Comment Re:Standard Deviation (Score 3, Informative) 199

The standard deviation is 15. Source: https://en.wikipedia.org/wiki/.... As for the statistical significance, not sure. IANAS, so I am not sure which formulas to best use to model it. According to TFA, their sample size is 718, of which 1/5 possess the gene, so intuitively I'd say that 6 points do seem significant.

Comment Re:sigh (Score 1) 627

Who is buying all this oil and coal?

The value of all the proven reserves will plummet if the market for oil and coal decreases. That is the source of the disinformation campaign.

We cannot do without coal/oil in 2014, but with the correct incentives, we can change our infrastructure to do with a *lot* less, and emerging markets can skip the coal trap all-together.

According the IPCC AR5 WG3, sustained movements away from carbon over 90 years will do the trick. You can still drive your car, and so can your children.

There is a lot of detail to get into for why we should be introducing economic incentives now -- you can read all about it in the 1700 page report, and 10k references.

Comment Re:sigh (Score 5, Insightful) 627

We could fix this problem easily with barely any significant change to our style of life. Sure there will be winners and loser, and the losers will be big oil/coal companies -- some of the most powerful institutions in the world -- and that's why nothing is being done. It is really easy to throw mud and claim there is "confusion" on whether AGW is happening.

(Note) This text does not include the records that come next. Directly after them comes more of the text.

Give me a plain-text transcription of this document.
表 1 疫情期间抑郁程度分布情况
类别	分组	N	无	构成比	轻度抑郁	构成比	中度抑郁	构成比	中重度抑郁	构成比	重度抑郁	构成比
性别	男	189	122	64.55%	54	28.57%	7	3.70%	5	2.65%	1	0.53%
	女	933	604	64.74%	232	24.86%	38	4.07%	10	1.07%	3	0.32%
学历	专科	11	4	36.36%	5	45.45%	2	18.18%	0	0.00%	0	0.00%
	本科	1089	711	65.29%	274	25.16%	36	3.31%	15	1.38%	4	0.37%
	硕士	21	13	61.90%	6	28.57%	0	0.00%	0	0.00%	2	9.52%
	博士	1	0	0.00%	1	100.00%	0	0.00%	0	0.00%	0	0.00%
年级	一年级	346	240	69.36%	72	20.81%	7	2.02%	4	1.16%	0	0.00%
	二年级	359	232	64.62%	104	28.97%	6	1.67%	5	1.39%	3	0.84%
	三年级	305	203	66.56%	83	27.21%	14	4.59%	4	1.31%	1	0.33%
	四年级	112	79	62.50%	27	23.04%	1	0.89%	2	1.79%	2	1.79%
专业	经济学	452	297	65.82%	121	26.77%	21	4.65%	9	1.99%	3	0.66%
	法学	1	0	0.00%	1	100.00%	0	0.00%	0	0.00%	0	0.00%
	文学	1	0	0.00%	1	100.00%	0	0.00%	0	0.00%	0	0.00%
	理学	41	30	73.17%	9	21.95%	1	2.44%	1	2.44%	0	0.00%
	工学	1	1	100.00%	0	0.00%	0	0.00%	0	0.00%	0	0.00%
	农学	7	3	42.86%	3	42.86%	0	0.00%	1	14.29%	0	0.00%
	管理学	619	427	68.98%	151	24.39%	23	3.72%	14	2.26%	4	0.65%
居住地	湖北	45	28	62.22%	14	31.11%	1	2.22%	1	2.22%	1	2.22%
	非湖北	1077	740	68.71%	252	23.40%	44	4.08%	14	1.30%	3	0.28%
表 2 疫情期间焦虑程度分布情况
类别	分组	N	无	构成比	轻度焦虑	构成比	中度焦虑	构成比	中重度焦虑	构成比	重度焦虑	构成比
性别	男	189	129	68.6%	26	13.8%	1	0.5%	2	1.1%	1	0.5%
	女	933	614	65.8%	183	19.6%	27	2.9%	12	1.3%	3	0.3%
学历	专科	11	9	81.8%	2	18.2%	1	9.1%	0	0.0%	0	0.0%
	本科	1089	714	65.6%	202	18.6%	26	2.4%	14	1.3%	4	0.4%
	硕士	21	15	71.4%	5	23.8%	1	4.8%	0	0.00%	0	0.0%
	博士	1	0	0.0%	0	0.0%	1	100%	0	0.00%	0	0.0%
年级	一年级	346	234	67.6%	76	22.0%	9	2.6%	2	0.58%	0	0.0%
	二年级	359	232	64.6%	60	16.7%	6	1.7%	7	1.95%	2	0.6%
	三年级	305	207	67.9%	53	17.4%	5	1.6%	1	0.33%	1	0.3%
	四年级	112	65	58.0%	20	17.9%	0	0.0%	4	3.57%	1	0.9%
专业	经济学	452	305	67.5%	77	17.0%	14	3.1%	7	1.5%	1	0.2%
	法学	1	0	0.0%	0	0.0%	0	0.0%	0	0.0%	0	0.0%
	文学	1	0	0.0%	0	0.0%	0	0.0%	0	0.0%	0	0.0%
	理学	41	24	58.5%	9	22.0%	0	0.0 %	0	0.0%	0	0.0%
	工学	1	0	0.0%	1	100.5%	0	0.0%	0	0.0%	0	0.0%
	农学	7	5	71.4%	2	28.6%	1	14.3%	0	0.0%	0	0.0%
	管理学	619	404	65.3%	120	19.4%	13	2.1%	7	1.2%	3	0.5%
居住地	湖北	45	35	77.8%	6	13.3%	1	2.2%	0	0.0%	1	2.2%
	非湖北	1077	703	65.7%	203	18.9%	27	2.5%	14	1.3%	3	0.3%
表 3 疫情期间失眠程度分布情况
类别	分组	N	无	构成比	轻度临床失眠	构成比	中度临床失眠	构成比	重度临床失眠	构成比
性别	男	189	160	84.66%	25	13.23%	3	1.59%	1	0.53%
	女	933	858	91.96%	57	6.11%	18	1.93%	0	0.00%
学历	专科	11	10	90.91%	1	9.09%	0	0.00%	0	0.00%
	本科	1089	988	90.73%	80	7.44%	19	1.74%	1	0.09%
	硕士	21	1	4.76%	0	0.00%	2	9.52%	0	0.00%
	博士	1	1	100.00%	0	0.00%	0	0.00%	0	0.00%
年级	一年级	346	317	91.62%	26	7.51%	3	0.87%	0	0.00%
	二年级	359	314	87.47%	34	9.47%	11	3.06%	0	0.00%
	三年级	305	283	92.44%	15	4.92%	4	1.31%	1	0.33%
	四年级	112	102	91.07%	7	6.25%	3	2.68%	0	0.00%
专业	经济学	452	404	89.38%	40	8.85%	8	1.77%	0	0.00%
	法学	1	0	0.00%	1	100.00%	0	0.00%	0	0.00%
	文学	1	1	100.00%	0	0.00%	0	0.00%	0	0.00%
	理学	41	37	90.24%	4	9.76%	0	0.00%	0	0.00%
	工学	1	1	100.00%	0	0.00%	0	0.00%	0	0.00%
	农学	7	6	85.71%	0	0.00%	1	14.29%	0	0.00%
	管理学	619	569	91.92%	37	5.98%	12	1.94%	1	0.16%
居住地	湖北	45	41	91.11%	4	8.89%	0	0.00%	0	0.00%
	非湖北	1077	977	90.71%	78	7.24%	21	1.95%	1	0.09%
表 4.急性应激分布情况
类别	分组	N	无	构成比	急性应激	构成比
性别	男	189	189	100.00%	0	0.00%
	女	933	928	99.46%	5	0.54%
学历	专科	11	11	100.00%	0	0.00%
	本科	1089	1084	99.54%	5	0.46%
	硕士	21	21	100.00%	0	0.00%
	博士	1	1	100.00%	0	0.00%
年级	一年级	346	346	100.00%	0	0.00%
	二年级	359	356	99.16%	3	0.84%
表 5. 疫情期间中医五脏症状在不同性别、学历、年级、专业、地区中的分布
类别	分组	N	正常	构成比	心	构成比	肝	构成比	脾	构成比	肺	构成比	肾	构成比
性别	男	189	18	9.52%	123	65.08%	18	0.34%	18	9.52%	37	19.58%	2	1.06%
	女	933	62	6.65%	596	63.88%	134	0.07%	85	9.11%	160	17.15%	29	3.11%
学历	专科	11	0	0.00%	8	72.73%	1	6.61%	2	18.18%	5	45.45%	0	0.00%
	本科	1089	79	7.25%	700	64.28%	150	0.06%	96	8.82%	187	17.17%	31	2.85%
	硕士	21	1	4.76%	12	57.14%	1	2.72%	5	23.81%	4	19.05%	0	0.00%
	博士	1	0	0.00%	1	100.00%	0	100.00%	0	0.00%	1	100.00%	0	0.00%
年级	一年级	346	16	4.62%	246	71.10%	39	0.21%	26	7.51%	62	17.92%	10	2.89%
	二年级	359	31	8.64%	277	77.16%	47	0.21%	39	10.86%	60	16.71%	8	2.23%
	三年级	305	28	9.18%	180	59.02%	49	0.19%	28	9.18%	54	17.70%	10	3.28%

Meanwhile, they tell themselves a story about how CO2 isn't a pollutant, and doing anything would be communism, and therefore morally wrong.

AGW is easy to solve compared to the little lies we tell ourselves about what is moral, in order to protect our little empires.

Comment Re:I gotta better name (Score 1) 568

I'm pretty sure that most people agree on most things, and even policy wonks can find a huge amount of common ground to move forward on. Alas that politics is all about fighting. I heard one GOP insider saying that they push some of the conspiratorial nonsense to distract the base from making up nonsense about the GOP leadership.

If you are a conservative, you may enjoy this 20thC history of economics. The analysis leaves out a few important details (like the role of the OPEC crisis, and Nixon's price and wage controls, as causal factors in stagflation), but I think the general idea is pretty accurate. But no one theory of economics can claim to describe the economy, so it's important to realize that you are looking at a point of view that has blind spots, even if it is mostly true.

Comment Re:First it was global cooling (Score 1) 568

fad was pushed by a small minority of climatologists for a very short time.

Even that is overstating the case. Global cooling was *investigated* by a small number of scientists, including Steve Scheider (!). Time magazine and the media pushed it as a good story. Must have sold newspapers.

Comment Re:Shut Up (Score 1) 568

Most Nobel Prizes for physics go to scientists who demonstrate an existing idea is wrong. There are some problems with Kuhn's analysis, in that at any point of time, you'll find multiple paradigms active in large fields, and you'll also see rather incremental changes in and out of dominate paradigms, for the most part. This is a pretty big flaw in his argument.

Comment Re:Shut Up (Score 1) 568

This is a rather sad point of view, because it is simply wrong. The strongest incentives are for the status quo. The largest industry in world (the energy sector) is staring down regulation, and they have the most to lose. If you care whether or not your beliefs are true or not, then do yourself a favour, and read "Merchants of Doubt" which chronicles in excruciating detail, the very real history of how companies manipulate the media to protect their interests.

Most scientists could make far more working in industry. (I sure could.) So they aren't chasing money. They are trying to understand cool new things, and leave a footnote in the lineage of human consciousness. You don't get that by being wrong. You get that by being new, innovative, and mostly: demonstrating the status quo is wrong. In fact, you've got the incentive structures completely ass backwards.